The PCIe* link between the PEX 8747 PCIe* Switch and the Intel® Ethernet Conroller XL710 PCIe* end point downgrades to Gen1 width=0 and is unable to establish a link.	The probability of encountering this issue is fairly low. However, you may observe this issue during warm reboot or AC power cycle testing. Workaround: Check the expected PCIe link speed and width between the PEX8747 PCIe Switch and the downstream Intel XL710. If one of the links reports Width x0, apply a card reset using `rsu bmcing` to recover. Status: This limitation is fixed in NVM Update 8.10 (EtrackID = 0x8000a3e9) for PCIe Device 0D58.
During the server power-down process, PCIe errors may be reported between the PEX8747 PCIe ports and the downstream Intel® XL710 Ethernet Controllers. You may observe this issue during warm server reboot and AC Power Cycle stress testing. The observed errors are Replay Num Rollover and Replay Timer Timeout errors.	The issue is intermittent with a very low probability of occurring. The issue is only observed during the power-down phase. During the power-up phase, these PCIe errors are not present. After confirming the errors during server power-down, if the PCIe errors cannot be masked, then system should ignore these errors. Workaround: None. Status: No planned fix.
Incorrect PLDM GetSensorReadings command response.	PLDM GetSensorReadings command response fields presentState and eventState are reported as “0x9” constantly indicating UpperCritical when the sensor is in a Normal state. Workaround: None Status: No planned fix.
GetPDR command returns scaled value for criticalHigh and fatalHigh fields.	In response to GetPDR PLDM message, the temperature thresholds are scaled by a factor of 2 in violation of th Platform Level Data Model (PLDM) for Platform Monitoring and Control Specification (Section 28.4 "Numeric Sensor PDR") which states for warningHigh, criticalHigh, and fatalHigh fields, the value is given directly in the specified units without the use of any conversion formula. Workaround: None Status: No planned fix.

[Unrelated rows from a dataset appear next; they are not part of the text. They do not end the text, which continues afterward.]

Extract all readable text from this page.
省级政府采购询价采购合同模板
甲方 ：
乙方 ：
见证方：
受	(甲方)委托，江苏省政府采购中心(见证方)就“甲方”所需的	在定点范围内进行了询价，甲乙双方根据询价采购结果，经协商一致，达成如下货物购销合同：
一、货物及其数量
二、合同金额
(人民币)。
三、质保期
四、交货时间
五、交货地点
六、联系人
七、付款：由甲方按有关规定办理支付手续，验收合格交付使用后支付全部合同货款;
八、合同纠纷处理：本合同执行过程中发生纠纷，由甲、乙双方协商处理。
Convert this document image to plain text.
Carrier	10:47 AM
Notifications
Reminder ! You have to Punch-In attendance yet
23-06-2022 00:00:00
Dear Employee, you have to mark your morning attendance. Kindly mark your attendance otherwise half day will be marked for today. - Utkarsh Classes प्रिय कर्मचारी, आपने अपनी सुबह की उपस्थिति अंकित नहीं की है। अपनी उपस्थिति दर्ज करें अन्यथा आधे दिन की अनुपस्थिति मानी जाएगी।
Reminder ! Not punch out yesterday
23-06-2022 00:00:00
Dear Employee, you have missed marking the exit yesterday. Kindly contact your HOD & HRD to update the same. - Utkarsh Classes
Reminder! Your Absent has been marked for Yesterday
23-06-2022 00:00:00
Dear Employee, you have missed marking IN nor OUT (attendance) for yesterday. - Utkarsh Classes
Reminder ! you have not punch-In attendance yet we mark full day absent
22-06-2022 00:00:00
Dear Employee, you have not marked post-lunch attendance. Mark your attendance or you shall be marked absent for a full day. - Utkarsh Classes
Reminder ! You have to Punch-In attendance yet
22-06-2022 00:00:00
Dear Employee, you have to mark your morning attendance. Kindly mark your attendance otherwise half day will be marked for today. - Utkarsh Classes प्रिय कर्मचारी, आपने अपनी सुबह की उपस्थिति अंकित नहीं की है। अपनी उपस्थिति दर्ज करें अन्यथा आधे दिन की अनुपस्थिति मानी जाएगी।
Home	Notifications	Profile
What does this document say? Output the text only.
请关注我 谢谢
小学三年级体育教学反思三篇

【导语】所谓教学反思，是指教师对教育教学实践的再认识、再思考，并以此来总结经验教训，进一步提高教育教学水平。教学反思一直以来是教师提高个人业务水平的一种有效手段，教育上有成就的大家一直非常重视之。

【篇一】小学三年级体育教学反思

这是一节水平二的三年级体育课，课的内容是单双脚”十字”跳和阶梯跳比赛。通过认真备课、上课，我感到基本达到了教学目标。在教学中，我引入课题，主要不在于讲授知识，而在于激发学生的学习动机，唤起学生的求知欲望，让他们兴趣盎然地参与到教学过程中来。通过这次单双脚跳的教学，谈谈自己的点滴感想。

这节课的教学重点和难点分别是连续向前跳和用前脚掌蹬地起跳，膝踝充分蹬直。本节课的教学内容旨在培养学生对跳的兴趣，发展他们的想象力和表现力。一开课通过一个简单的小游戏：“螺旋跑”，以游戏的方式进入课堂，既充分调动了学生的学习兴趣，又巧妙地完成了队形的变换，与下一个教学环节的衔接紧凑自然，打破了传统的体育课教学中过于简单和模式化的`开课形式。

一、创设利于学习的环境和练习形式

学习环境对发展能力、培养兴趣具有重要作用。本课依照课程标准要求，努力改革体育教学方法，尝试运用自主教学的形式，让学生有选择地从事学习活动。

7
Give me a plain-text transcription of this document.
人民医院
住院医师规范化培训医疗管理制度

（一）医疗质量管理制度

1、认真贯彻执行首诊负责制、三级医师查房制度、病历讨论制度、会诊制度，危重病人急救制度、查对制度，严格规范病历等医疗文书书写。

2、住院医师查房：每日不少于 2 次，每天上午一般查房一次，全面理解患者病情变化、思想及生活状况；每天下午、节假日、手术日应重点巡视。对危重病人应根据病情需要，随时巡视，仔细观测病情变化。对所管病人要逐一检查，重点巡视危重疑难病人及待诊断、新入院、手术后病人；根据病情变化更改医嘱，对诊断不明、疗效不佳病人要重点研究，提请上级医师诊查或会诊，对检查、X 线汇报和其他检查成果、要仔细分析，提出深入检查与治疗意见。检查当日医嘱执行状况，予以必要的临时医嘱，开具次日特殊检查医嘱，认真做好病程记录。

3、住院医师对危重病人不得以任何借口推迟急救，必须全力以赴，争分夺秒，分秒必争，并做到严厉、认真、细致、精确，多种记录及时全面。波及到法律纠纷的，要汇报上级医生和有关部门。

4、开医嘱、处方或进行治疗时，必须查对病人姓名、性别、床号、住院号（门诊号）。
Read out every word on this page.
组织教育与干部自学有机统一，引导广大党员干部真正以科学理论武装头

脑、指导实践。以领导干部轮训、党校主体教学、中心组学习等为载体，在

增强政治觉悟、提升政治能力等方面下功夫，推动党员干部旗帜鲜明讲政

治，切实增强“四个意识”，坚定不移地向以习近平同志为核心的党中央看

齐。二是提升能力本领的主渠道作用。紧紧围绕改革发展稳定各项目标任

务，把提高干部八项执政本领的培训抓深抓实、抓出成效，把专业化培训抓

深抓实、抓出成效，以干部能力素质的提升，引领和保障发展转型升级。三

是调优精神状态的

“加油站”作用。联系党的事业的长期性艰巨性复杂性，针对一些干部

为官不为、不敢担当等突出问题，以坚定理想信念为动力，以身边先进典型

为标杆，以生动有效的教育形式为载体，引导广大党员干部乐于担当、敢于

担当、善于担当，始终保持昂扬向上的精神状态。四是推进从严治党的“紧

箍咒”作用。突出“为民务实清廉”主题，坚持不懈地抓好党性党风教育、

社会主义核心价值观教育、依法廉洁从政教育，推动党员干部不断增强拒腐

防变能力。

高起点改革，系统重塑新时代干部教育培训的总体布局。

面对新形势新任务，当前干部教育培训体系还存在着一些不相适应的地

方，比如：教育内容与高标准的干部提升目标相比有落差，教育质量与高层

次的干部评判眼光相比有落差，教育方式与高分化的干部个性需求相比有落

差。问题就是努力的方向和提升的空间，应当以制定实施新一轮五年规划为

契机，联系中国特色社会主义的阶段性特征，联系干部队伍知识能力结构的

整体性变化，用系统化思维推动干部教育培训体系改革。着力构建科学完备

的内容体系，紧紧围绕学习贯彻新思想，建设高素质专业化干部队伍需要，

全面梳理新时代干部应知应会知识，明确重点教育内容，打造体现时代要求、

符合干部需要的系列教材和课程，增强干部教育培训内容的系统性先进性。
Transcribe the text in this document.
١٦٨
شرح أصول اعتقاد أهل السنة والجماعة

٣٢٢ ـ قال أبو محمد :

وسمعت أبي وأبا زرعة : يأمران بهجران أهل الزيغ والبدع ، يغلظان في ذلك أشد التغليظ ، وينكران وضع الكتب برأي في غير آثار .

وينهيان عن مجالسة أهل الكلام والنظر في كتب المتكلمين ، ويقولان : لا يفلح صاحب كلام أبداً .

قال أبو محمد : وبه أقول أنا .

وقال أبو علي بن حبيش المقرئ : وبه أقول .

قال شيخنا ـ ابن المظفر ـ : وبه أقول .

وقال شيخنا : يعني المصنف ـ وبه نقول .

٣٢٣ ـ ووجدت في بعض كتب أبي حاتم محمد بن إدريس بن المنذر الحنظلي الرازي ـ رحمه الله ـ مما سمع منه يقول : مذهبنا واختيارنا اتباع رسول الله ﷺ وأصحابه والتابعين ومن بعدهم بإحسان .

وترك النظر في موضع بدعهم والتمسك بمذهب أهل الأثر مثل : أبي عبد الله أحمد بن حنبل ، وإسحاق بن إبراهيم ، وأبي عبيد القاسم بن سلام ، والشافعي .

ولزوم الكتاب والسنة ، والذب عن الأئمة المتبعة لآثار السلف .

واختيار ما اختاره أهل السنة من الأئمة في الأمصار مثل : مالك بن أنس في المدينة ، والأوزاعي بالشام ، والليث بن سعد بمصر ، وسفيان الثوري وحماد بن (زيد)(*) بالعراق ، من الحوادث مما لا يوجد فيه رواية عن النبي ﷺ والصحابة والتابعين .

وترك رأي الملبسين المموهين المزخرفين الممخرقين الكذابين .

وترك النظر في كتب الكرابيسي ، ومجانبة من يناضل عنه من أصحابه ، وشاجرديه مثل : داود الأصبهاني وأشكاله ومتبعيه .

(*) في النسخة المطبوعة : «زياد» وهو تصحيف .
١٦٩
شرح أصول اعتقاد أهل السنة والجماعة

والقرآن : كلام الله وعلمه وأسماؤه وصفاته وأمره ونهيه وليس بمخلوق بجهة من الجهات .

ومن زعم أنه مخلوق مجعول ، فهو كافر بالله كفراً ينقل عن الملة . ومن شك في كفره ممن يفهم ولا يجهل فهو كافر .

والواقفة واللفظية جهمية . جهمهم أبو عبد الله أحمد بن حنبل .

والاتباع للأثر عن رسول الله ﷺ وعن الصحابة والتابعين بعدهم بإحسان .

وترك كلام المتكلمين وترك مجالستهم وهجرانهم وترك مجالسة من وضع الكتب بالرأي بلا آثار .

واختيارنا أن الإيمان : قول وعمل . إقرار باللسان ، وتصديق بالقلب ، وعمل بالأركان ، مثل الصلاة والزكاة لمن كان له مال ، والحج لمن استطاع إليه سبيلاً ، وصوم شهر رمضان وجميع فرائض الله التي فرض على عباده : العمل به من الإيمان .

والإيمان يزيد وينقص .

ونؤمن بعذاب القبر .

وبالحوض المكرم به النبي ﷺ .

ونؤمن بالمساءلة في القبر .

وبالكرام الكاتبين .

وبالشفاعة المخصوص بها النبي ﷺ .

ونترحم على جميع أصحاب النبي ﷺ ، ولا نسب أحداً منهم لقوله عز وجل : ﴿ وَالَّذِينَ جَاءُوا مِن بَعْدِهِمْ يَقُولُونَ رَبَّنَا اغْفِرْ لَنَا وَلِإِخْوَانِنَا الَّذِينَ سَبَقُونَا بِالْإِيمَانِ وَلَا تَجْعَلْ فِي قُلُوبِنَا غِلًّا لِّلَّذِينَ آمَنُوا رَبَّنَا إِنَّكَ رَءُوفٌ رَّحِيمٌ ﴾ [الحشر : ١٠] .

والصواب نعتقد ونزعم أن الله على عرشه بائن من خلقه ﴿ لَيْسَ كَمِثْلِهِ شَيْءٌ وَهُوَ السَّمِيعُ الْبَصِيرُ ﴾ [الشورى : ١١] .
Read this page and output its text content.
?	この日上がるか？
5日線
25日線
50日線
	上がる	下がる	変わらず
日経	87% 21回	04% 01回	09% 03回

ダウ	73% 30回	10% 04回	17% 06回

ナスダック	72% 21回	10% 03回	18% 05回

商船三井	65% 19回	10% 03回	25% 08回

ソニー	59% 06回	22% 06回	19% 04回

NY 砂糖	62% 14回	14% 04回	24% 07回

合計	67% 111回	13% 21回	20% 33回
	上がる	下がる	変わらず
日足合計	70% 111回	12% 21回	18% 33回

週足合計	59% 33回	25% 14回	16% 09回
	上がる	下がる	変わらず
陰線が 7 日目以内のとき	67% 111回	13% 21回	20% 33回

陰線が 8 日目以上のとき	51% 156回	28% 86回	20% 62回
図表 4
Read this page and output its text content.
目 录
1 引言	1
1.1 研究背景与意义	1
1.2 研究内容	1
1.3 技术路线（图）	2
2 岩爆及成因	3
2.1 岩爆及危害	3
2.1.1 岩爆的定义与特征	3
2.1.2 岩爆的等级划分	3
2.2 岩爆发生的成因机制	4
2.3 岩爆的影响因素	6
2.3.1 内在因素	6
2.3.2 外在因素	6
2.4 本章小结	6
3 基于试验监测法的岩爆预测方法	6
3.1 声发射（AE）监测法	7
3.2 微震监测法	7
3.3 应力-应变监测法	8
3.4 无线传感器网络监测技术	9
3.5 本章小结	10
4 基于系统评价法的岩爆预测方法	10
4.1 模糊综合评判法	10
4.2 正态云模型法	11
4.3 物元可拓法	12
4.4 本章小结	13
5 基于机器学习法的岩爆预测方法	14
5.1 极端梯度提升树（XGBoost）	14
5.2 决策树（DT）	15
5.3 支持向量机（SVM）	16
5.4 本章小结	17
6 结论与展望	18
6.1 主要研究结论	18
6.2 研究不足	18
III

MCTP Get Endpoint UUID command returns different UUID after reboot card.	According to Management Component Transport Protocol (MCTP) Base Specification, a device UUID must never change ove the lifetime of the device. Workaround: None Status: No planned fix.
Issuing a PLDM GetPDR command with a requestCount of 0 reports PLDM_BASE_CODE_ERROR_INVALID_DATA.	Issuing a PLDM GetPDR command with a requestCount of 0 report should report success according to the Platform Level Data Model (PLDM) for Platform Monitoring and Control Specification. Workaround: None Status: No planned fix.
If you use the SetSensorThresholds command to set to an unsupported threshold field value a PLDM_BASE_CODE_ERROR_INVALID_DATA error is returned.	Setting a threshold value to an unsupported value must be ignored according to the Platform Level Data Model (PLDM) for Platform Monitoring and Control Specification. Workaround: None Status: No planned fix.
PLDM GetSensorThreshold does not return the same value sent using the SetSensorThreshold command.	Although the PLDM SetSensorThreshold sets the value correctly, the GetSensorThreshold reports the set _value-1. Workaround: None Status: No planned fix.
The GetPLDMVersion command reports success when TransferOperationFlag = GetNextPart.	Workaround: None Status: No planned fix.
The PLDM command SetSensorThreshold reports PLDM_BASE_CODE_SUCCESS if you attempt to set thresholds for sensors 4 and 6 to 20 even though these sensors cannot be modified.	Workaround: None Status: No planned fix.
The Intel® MAX® 10 BMC responds to MCTP GetMessageTypeSupport with a value of 0x2.	Because the Intel® MAX® 10 BMC supports only one message type besides the MCTP control message type, the GetMessageTypeSupport is supposed to report a value of 0x1 instead of 0x2. Workaround: None Status: No planned fix.